The process I followed was this – first come up with something that looks passably nice, then try to implement it. The only requirements was that the names of the associations were saved away somewhere, once per prototype for each model. This is the syntax I came up with (well OK, I didn’t work very long on it…):

Post := IoRecord {
has many authors
belongs to blog
belongs to isp

Author := IoRecord {
has many blogs
has many posts
has one name

Actually, this looks almost readable, right? It’s all valid Io code. The question is, how do we get it to do what we want? Without further ado, here’s an implementation that gives us enough:

IoRecord := Object clone do(
init := method(
self belongings := list
self hasOnes := list
self hasManies := list
self hasFews := list

appender := method(msg,
blk := block(
call sender doMessage(msg) append(call message next name)
call message setNext(call message next next)
blk setIsActivatable(true)

collector := method(
meths := call argCount / 2
waiter := Object clone
for(index, 0, meths-1,
waiter setSlot(call argAt(index*2) name,
appender(call argAt(index*2+1)))

belongs := collector(
to, belongings

has := collector(
many, hasManies,
one, hasOnes

curlyBrackets := method(
current := self clone
call message setName("do")
current doMessage(call message)

Since I’m a bad person and really enjoys metaprogramming, I had to get rid of most of the duplication the first implementation contained. Let’s say it like this: the first version didn’t have the collector and appender methods. And boy do they make a difference. This is real metaprogramming. Actually, these two methods are actually macros, almost as powerful as Common Lisps. Notice that the words we send in to collector doesn’t actually get evaluated. This is one of the reasons we don’t need to use symbols – we can just take the unevaluated messages and take their name. In the appender macro we’re doing something really funky where we use setNext.

The final effect of that setNext call is that in something like “has many foobar”, Io will not try to evaluate foobar at all. In fact, even before Io tries this, we remove the foobar message from the chain and inserts the next message instead.

Oh, right, and the Io lexer actually inserts a synthetic message called “curlyBrackets” when it finds curly brackets. The brackets themselves actually act exactly like parenthesis. You can try this out in Io by changing the closing parenthesis to a closed curly bracket instead – Io doesn’t care. Your brackets doesn’t have to match up in type, just in cardinality.

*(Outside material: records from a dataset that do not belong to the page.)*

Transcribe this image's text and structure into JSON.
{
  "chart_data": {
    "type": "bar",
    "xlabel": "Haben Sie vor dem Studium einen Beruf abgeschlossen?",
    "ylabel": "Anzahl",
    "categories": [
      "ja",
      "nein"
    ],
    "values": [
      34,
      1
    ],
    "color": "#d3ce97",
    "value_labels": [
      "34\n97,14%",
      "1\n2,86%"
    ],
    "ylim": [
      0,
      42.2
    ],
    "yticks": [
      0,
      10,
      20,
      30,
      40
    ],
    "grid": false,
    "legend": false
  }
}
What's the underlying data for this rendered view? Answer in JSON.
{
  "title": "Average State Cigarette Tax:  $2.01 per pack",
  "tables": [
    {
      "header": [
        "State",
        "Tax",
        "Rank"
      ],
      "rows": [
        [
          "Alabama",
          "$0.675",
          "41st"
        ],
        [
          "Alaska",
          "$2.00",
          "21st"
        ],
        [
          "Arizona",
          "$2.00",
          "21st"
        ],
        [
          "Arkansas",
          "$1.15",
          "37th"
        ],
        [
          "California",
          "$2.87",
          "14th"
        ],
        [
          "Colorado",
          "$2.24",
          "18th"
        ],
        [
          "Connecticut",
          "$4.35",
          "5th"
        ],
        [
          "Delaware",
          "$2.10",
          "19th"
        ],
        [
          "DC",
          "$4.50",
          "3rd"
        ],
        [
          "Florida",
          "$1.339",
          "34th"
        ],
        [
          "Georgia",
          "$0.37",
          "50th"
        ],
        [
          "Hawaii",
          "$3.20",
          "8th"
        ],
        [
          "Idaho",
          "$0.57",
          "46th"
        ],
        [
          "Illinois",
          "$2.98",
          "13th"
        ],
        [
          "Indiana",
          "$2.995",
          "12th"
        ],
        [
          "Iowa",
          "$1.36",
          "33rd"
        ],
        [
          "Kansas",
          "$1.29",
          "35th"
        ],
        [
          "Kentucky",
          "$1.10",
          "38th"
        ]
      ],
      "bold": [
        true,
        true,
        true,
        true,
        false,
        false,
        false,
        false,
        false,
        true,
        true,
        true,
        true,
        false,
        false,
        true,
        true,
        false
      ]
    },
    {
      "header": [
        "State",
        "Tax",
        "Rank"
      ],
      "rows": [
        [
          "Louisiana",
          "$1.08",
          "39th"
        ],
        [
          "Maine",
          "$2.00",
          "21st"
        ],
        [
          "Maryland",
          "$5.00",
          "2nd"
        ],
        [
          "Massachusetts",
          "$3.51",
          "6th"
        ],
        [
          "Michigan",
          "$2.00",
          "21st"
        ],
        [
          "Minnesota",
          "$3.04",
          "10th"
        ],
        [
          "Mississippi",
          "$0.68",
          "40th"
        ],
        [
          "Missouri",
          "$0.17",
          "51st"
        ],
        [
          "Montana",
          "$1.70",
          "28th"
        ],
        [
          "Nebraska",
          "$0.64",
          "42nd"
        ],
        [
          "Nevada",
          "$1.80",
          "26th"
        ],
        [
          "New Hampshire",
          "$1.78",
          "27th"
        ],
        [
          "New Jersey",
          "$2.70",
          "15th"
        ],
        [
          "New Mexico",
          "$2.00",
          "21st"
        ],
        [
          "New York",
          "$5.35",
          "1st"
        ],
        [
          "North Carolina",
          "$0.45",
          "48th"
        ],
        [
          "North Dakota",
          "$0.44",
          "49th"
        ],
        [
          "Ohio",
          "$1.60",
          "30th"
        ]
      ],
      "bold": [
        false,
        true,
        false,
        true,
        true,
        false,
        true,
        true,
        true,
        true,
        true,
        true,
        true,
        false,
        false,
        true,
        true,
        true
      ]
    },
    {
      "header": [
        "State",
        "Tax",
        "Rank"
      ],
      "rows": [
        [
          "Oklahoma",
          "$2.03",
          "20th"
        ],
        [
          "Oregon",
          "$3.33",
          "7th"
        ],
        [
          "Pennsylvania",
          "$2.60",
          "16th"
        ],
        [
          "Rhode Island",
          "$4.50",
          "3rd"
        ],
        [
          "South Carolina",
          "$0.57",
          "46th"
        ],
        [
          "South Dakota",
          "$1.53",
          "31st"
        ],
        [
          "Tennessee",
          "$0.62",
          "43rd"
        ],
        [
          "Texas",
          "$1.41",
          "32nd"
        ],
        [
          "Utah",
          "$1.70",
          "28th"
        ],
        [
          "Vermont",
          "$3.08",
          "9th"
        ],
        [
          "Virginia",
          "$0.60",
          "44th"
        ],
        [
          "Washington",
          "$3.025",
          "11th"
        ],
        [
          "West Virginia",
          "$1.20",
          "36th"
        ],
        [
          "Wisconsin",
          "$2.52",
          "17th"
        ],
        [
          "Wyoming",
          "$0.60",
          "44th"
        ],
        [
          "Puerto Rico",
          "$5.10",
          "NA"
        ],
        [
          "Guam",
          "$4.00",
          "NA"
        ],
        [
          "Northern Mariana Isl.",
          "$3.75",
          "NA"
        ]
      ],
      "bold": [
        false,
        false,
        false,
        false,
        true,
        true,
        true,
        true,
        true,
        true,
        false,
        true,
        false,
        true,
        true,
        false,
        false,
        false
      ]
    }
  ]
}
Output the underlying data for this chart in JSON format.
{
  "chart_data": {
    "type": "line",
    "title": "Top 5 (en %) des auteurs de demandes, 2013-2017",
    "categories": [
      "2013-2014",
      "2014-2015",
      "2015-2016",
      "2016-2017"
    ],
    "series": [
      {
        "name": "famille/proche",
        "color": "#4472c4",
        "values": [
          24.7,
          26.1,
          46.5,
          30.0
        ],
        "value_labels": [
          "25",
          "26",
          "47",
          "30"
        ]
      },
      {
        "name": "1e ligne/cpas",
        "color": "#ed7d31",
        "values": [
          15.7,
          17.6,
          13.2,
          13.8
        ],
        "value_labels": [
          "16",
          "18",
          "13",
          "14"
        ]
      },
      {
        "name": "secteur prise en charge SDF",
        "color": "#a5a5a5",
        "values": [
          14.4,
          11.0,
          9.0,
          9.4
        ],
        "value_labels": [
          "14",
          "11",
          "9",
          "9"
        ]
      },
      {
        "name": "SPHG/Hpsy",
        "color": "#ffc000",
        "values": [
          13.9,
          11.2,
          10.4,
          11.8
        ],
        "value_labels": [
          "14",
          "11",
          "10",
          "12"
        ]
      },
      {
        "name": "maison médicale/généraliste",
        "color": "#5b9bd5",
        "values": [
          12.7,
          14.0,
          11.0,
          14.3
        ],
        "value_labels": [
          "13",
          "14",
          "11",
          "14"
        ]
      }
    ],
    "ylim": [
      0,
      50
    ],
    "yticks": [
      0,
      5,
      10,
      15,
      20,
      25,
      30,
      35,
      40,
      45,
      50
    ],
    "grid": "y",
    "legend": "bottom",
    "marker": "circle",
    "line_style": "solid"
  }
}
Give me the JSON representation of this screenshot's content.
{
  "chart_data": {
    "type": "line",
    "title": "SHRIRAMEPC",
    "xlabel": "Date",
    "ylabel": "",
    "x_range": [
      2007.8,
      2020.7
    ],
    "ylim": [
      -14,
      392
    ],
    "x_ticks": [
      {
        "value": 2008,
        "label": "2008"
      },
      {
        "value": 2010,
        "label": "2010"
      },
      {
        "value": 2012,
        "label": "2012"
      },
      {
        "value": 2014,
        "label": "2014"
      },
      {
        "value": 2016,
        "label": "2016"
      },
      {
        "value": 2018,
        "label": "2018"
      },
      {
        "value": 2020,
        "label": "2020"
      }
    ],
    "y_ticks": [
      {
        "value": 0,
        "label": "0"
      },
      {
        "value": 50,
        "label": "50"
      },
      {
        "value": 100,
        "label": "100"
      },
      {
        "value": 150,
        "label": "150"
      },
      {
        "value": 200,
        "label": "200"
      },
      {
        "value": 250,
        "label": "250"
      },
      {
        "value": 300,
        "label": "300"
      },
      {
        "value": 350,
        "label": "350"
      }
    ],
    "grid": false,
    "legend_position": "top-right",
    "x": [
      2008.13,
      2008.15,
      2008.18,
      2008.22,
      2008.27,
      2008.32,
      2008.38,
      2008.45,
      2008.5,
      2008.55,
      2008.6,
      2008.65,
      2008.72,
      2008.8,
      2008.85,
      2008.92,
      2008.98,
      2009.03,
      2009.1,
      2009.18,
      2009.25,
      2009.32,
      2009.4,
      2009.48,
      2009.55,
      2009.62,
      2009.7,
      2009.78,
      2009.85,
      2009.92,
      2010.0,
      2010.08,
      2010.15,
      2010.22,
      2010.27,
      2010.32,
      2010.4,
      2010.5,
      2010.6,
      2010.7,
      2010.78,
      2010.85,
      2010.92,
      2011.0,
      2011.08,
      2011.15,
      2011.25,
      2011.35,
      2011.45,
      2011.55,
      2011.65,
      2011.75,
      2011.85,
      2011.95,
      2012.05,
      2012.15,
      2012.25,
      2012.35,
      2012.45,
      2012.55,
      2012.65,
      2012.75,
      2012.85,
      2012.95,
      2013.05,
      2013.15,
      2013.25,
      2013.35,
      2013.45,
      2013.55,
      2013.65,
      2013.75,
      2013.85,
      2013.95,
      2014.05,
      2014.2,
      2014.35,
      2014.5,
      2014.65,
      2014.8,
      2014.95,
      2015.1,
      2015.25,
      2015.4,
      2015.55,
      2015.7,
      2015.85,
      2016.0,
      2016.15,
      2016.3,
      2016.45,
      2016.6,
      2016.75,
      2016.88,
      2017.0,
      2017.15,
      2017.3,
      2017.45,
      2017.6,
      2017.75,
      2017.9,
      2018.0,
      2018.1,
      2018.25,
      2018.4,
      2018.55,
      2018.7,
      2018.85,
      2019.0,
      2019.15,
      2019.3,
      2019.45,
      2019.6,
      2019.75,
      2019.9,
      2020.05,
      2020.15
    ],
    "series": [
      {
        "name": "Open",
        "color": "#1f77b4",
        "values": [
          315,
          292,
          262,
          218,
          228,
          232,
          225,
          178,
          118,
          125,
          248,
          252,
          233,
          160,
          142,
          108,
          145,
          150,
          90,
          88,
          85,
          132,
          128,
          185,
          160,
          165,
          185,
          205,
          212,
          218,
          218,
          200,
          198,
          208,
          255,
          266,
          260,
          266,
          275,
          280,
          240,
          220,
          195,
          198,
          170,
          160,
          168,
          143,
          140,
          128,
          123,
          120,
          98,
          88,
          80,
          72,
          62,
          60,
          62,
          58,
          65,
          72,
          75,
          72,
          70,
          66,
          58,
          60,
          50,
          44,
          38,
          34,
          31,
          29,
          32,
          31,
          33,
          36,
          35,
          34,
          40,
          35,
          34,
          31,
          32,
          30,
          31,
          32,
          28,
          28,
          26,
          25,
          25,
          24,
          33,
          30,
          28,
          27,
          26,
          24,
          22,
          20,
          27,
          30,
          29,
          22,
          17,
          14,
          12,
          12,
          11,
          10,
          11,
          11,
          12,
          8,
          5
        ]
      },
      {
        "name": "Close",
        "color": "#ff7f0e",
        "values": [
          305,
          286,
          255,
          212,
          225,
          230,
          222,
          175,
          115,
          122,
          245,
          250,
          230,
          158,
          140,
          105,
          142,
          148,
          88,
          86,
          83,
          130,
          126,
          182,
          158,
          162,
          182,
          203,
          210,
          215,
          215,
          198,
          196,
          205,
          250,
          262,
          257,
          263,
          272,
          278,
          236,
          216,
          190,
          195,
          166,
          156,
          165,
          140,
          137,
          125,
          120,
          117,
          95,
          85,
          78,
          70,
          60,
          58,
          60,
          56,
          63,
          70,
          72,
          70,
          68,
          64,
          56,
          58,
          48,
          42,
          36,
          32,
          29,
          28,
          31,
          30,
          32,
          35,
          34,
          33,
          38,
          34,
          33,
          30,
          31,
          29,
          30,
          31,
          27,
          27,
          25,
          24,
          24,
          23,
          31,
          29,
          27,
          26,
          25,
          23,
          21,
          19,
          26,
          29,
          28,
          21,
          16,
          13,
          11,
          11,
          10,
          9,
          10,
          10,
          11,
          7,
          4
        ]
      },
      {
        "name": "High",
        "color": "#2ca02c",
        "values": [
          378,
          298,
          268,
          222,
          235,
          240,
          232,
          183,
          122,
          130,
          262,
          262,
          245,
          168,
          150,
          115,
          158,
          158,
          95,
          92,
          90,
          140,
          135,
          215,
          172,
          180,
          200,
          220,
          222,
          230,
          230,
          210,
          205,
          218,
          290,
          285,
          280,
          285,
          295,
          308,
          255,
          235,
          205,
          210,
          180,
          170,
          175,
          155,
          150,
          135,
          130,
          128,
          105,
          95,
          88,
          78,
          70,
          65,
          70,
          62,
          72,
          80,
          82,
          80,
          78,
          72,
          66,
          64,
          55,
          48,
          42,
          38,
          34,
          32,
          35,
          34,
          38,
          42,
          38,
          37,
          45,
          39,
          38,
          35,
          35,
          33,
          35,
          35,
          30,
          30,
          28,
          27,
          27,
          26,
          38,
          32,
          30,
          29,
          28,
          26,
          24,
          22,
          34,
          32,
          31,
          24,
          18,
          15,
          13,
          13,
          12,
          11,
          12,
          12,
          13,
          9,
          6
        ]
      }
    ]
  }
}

Of course, this is just the beginning. Io will blow your mind.

The thing I’m finding myself missing is a good literal syntax for hashes and lists. I’m thinking about implementing something for that. Also, using atPut is starting to get annoying. I want square brackets access. Shouldn’t be too hard, since Io does the same thing with square brackets as it does with curly brackets. Almost, at least.

And btw, the Io standard library… Not sure what I think about it. I miss many things from the Ruby core library actually. Now, Io combined with the Ruby libraries, that might be fun?

Emacs Inferior mode for the Io language

For anyone who like the Io language and work with Emacs, here is a small Inferior mode for Emacs and Io.
It’s adapted from the Ruby Inferior mode. Download it here. To use it, just do “(require ‘inf-io)” and then M-x run-io.